¿Habrá poseído el espíritu de la escritora al programador de la plataforma para hacer que libro y serie se solapen en el tiempo? Tratemos de convencernos de lo contrario: no puede haber una mente perturbada capaz de orientarnos tan directamente en lo que uno lee y lo que uno ve.
Bueno, sí, sí la hay. Se llama algoritmo.
Pero aquí no lo vamos a mencionar ni mucho menos invocar. Puestos a hablar de mentes perturbadas, por mal que nos suene ese adjetivo, es preferible dedicar estas líneas a hacerlo de la de Highsmith, maestra en crear la incomodidad y destapar lo peor del alma humana allí donde todo parece placentero, en casas en las que se desayuna tortitas con sirope, en jardines ideales para barbacoas dominicales, en barrios donde las cartas se recogen de buzones en postes a pie de calle, en terrazas sobre el Mediterráneo donde se toman martinis sin prisa ni zapatos.
Esos son los mundos de Highsmith, las fuentes de donde manan historias que ella retuerce para que abandonen el cauce señalado, desborden y provoquen el caos familiiar en un caso, creen la génesis de un asesino en otro.

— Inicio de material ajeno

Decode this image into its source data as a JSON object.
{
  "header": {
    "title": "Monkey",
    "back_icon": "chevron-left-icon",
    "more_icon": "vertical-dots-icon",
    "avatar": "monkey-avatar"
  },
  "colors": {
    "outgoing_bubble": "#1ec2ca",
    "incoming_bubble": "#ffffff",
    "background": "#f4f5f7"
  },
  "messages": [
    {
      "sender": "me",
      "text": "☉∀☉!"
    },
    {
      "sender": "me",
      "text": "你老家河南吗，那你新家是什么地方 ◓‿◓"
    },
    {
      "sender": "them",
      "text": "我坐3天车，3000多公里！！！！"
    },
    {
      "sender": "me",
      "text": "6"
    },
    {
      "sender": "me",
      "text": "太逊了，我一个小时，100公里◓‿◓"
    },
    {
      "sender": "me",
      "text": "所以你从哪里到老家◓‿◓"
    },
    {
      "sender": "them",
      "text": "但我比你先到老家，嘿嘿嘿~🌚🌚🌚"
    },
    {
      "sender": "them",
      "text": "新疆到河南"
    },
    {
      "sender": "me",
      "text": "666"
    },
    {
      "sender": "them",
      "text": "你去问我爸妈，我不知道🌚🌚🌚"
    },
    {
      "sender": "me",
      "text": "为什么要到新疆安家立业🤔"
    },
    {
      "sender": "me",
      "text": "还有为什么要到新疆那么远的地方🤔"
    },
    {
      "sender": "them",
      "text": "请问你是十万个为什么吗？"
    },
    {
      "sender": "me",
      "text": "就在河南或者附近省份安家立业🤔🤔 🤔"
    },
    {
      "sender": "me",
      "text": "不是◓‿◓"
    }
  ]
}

Donde parece no haber relato ni interés, aparece ella para manipular y retorcer vidas y crearlo. En sus historias se pasa de la tranquilidad y la monotonía al desasosiego; de la belleza y el placer al dolor y la muerte. Y todo ello a través de unos protagonistas que pretenden únicamente, ahí es nada, voltear sus realidades, La escritora les facilitará diferentes medios para lograrlo.
En El diario de Edith, ni la vida ni el entorno de la protagonista (Edith, periodista freelance como su marido Brett, recién mudados desde Nueva York a un entorno provinciano en búsqueda de estabilidad laboral y un futuro para su hijo, Cliffie, adolescente desorientado) ofrecen nada que no nos resulte familiar. Cuando todo estalle, abandonada, decepcionada y sola, su única escapatoria será el diario clandestino donde ha ido creando otra vida y al que irá dedicando más tiempo.
Highsmith jugará a confundir al lector, manejando magistralmente la deriva de situaciones, personajes (Cliffie, el tío George o algunas de las amistades del matrimonio) y contexto (la guerra de Vietnam, el debate ideológico de los EEUU de los 70, el hippismo y las drogas…) de manera que todo le salpique a Edith y le obligue a enfrentarse, no a asaltantes desconocidos en su jardín sino a los más cercanos, los inesperados, en un vuelco tan sutil como paralizante.
Al contrario que a Edith, que ve desmoronarse su mundo, Ripley, estafador de baja estofa en búsqueda del pelotazo definitivo, recibirá la ayuda de la Fortuna en forma de encargo: traer de vuelta a los EEUU al diletante hijo de un millonario, instalado en la costa amalfitana donde pasa el tiempo entre el dolce far niente y los caballetes de mediocre pintor.
En ese argumento manido (Fitzgerald, Hemingway, Salter y otros ya nos han deleitado con la admiración del norteamericano por la vieja Europa), donde solo las variaciones formales pueden superar la historia, aparece de nuevo Highsmith para que el espectador (el lector, antes) compruebe como la falsedad, también aquí aunque de diferente manera, es la única vía de escape.
La decisión de Ripley nada tiene que ver con la de Edith. No huye hacia su interior sino que opta por un triple salto mortal e inmoral, una constante fuga a través de Italia, de ciudad en ciudad y perseguido no solo por un detective local sino también por su propia conciencia, tal y como Highsmith dispone y los responsables de la serie manejan con destreza.
Hay que agradecerle a la serie de Netflix no solo que arriesgue y que tenga personalidad (y lo hace muy por encima en mi opinión, de la aburrida versión cinematográfica de Anthony Minghella) sino que sepa transmitir en muchos aspectos los mundos inquietantes de Highsmith: el uso del blanco y negro, idóneo para la luz mediterránea como para la piedra de las calles de Nápoles, Palermo,Venecia o Roma; la música, tensa, siempre en su justa medida; los planos de detalle - el tenebrismo de Caravaggio, el cuadro de Picasso, el cenicero, las escaleras inacabables de Atani… todo suena a Highsmith.
En sus libros, y por medio de adaptaciones televisivas como esta, el talento de Patricia Highsmith para proyectar los entresijos de la falsedad se hace clásico y permanece entre nosotros porque aunque sea ficción los mundos y las escapatorias de sus personajes pueden no serlo tanto.